The nonprofit, professional organization advances the academic study of Shakespeare’s plays and poems along with his cultural and theatrical contexts and their roles in world culture. The association, founded in 1972, is housed at Georgetown University in Washington, D.C.
The headquarters of the organization will move to the Ole Miss campus, and the executive director is the main point of contact for all members.
“I was delighted and a tiny bit terrified,” said Raber of hearing the news. “This is a huge job, with a lot of moving parts, and so the challenge of taking it on is going to be enormous.
“Plus, the previous executive director, Lena Orlin, has been a brilliant administrator for the organization, so I have a high standard to live up to.”
Raber replaces Orlin, an English professor at Georgetown University, and assumes the new position June 1, though she will be involved in planning for next year’s conference and board meetings during this year’s meeting in March. The role is a part-time appointment, meaning Raber will continue to work and teach at Ole Miss.
Raber’s new role will require a commitment from the university, in both funding and space, but Raber said UM Department of English Chair Ivo Kamps and liberal arts Dean Lee Cohen worked to put the necessary resources into Raber’s position.
“I was elated when Karen got the news,” Kamps said. “This is an impressive achievement for her and for the English department. … Karen has been an incredibly productive and well-respected scholar over the last two decades, and she has reached that point in her career where she’s nationally and internationally recognized.
“After doing important work in the fields of gender studies and early modern British literature, Karen has in recent years expanded her scope to include, first, early modern environmental literature and culture and then the burgeoning field of animal studies, in which she is a true pioneer. Her work has always been historically informed, theoretically and sophisticated, and cutting edge, and her work in animal studies has created a new scholarly paradigm in which other scholars can work and flourish.”
Raber’s appointment as executive director of the Shakespeare Association of America is not only a clear recognition of her qualities but also of the rising esteem of UM, Kamps said. The position has typically been held by a professor from an elite Northeastern university, with Orlin holding the post since 1996.
“Karen’s appointment suggests the premier Shakespeare literary association in the world is pleased to be associated with the University of Mississippi,” Kamps said.
Orlin said the association has long been known for the uniquely democratic nature of its core activity: research seminars, in which scholars of different backgrounds, ranks and approaches come together to advance the state of knowledge about plays and poems that find new fans with every generation.
“‘Shakespeare’ is a language that crosses all borders,” she said. “I know that Karen Raber shares the values that have always guided the officers of the SAA, and I am glad that the organization will be in her good hands going forward.”
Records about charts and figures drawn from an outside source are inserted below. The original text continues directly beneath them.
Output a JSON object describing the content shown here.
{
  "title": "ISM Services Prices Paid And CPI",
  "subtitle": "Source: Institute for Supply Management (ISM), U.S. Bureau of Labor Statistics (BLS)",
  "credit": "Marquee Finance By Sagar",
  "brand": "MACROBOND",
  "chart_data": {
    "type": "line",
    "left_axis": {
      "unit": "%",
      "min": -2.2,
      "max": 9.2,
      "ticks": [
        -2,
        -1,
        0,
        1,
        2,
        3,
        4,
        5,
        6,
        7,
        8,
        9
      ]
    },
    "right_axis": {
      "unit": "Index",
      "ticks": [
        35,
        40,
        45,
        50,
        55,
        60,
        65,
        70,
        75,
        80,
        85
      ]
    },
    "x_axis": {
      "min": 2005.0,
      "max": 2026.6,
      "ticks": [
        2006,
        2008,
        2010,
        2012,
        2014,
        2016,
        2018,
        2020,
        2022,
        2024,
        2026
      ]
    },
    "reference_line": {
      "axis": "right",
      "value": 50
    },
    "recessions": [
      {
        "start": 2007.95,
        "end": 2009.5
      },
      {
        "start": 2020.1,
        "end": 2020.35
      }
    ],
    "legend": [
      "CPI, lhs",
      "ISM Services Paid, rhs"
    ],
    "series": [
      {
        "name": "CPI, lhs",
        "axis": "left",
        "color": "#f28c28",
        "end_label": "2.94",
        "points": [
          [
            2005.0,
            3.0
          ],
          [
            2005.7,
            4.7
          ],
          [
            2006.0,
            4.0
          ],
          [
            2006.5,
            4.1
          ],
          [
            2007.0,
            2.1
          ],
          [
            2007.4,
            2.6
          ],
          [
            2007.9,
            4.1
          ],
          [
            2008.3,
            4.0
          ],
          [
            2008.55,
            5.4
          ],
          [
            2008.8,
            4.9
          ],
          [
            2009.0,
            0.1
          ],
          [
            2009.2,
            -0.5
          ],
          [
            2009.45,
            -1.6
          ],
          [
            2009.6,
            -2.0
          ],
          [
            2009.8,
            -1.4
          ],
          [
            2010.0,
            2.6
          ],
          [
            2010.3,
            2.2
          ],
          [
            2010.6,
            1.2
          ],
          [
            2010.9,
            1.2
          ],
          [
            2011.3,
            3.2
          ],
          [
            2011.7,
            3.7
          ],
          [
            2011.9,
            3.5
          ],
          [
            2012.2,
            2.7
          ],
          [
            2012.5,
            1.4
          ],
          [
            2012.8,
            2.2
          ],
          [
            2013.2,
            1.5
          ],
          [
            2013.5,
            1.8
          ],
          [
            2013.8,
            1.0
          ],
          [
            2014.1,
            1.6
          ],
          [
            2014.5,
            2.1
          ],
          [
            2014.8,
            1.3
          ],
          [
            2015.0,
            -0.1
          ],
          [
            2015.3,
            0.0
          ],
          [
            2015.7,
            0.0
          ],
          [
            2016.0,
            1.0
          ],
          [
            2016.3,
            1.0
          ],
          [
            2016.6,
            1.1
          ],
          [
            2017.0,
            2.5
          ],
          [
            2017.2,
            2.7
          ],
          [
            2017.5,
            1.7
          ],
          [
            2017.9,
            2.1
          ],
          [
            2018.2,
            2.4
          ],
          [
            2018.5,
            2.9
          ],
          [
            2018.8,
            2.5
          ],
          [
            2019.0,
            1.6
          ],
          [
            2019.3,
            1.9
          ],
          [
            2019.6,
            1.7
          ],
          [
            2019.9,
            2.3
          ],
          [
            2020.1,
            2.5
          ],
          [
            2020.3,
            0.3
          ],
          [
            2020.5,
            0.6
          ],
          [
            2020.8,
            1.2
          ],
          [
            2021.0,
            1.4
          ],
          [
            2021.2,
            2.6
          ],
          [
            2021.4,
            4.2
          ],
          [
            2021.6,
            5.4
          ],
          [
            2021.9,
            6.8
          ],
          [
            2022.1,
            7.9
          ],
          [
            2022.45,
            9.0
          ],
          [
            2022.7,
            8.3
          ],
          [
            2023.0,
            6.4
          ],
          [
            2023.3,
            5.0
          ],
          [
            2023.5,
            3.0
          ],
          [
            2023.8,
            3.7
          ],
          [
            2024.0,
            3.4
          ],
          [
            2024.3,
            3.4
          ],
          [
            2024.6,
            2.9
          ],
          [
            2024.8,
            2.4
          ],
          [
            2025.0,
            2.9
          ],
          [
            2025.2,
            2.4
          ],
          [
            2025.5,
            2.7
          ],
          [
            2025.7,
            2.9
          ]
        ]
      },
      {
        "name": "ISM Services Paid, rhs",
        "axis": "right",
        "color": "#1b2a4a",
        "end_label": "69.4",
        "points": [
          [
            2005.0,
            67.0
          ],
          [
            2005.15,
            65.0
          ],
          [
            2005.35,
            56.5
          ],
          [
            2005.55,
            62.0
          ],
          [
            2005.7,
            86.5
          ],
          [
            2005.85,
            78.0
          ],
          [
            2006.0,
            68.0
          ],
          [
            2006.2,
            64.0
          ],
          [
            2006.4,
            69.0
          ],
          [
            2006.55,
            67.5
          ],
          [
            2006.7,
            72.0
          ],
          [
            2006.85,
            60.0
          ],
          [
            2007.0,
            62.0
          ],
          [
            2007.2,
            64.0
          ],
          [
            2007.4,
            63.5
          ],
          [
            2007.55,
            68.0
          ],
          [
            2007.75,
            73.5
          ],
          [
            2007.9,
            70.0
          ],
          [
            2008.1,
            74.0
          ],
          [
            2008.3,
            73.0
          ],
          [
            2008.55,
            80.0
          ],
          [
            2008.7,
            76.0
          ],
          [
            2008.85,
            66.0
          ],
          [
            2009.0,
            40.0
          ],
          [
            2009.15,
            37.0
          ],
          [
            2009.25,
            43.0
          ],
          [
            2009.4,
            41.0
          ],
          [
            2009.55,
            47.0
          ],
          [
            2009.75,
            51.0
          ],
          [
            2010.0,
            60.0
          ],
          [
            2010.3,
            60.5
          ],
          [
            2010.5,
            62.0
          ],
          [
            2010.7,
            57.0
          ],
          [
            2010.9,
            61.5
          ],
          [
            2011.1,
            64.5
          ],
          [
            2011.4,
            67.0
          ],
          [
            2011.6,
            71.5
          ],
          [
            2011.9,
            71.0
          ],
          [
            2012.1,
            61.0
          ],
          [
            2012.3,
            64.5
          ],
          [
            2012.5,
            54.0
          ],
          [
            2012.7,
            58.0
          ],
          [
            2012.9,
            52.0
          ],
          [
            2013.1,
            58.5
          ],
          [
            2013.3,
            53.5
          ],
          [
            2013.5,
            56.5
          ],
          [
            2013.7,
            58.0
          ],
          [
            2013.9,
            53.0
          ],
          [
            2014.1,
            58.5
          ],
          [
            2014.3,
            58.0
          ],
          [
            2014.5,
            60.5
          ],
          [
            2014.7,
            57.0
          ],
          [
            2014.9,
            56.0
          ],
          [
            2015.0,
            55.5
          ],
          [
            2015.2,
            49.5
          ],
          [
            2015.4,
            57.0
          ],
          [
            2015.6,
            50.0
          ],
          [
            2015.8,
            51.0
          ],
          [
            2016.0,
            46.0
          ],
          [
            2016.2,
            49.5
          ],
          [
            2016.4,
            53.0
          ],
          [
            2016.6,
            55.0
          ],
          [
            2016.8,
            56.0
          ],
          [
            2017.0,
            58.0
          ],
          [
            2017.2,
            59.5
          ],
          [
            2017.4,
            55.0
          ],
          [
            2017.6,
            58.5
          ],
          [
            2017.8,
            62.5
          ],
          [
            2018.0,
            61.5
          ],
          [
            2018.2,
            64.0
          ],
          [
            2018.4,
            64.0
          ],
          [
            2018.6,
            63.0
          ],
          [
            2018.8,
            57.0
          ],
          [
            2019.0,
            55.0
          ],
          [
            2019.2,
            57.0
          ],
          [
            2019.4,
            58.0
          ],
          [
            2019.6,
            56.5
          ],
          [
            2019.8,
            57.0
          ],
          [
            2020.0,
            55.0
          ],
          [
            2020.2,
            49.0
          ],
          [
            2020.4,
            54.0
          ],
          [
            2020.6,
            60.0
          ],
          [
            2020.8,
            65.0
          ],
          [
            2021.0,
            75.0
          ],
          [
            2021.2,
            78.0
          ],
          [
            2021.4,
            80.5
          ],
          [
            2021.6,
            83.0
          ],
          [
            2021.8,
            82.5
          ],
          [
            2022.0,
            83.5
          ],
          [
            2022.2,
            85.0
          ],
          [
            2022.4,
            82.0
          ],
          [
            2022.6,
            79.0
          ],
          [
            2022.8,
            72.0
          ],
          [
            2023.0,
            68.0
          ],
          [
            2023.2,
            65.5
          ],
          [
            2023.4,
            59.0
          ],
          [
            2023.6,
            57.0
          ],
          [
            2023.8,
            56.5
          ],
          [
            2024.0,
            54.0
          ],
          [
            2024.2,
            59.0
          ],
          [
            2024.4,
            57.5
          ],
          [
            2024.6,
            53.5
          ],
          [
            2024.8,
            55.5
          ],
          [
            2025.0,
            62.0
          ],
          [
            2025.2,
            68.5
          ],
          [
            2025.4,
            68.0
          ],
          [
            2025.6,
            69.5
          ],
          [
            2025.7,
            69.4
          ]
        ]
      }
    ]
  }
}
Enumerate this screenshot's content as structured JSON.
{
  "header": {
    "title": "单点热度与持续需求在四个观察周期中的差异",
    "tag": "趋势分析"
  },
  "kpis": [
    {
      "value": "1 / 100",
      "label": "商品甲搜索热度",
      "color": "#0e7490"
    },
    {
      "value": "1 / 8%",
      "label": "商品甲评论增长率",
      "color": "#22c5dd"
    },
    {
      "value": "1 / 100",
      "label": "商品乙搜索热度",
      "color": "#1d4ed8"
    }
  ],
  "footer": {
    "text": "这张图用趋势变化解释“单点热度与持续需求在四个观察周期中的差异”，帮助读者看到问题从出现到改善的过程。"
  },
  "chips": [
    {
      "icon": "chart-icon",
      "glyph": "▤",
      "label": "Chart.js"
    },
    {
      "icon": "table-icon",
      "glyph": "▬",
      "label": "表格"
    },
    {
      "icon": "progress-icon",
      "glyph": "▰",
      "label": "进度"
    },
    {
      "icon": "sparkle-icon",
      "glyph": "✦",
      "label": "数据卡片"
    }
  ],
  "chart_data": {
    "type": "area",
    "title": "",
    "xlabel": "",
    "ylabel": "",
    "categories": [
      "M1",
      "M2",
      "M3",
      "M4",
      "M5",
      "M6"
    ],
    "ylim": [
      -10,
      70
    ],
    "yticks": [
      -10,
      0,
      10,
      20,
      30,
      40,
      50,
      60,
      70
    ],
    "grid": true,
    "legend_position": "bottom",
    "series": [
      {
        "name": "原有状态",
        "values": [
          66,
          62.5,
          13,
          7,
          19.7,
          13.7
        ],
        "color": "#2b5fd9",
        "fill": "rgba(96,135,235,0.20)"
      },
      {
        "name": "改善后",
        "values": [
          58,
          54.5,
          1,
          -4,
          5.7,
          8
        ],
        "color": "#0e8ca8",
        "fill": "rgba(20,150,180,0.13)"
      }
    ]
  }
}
Raber joined the UM faculty in 1995, after earning her bachelor’s degree from Yale University and her master’s and doctoratal degrees from the University of California at San Diego. She is the author of three monographs, including “Shakespeare and Posthumanist Theory,” which is being released April 5 by The Arden Shakespeare.
Raber also is the author of 2013’s “Animal Bodies, Renaissance Culture,” a finalist for the 2015 Association for the Study of Literature and Environment Book Award, and “Dramatic Difference: Gender, Class and Genre in the Early Modern Closet Drama,” published in 2001.
She is the co-editor of several other works, including “Early Modern Ecostudies: From the Florentine Codex to Shakespeare” with Kamps and Tom Hallock, associate publisher of Beacon Press in Boston.
In 2014, Raber was honored with the UM Faculty Achievement Award.
The Shakespeare Association of America holds an annual conference each spring for association members to exchange ideas and strategies on Shakespeare, including a program of working research seminars. The association’s 46th annual meeting is March 28-31 in Los Angeles. The association also sponsors a number of seminars and workshops each year.
More than 400 years after his death, the study of Shakespeare is as relevant as ever, said Raber, who started working on Shakespeare with Louis Montrose, a well-known Shakespeare and Renaissance literature scholar, when she worked on her Ph.D. at the University of California at San Diego.
“As my work progressed and changed, shifting toward early modern ecostudies, animal studies and posthumanist theory, Shakespeare’s plays and poems became an even more important touchstone for these developing and important approaches,” she said. “Plus, my teaching has always included a healthy dose of Shakespeare here, where the Shakespeare lecture and other courses on his plays are very popular, and once were required for all majors.”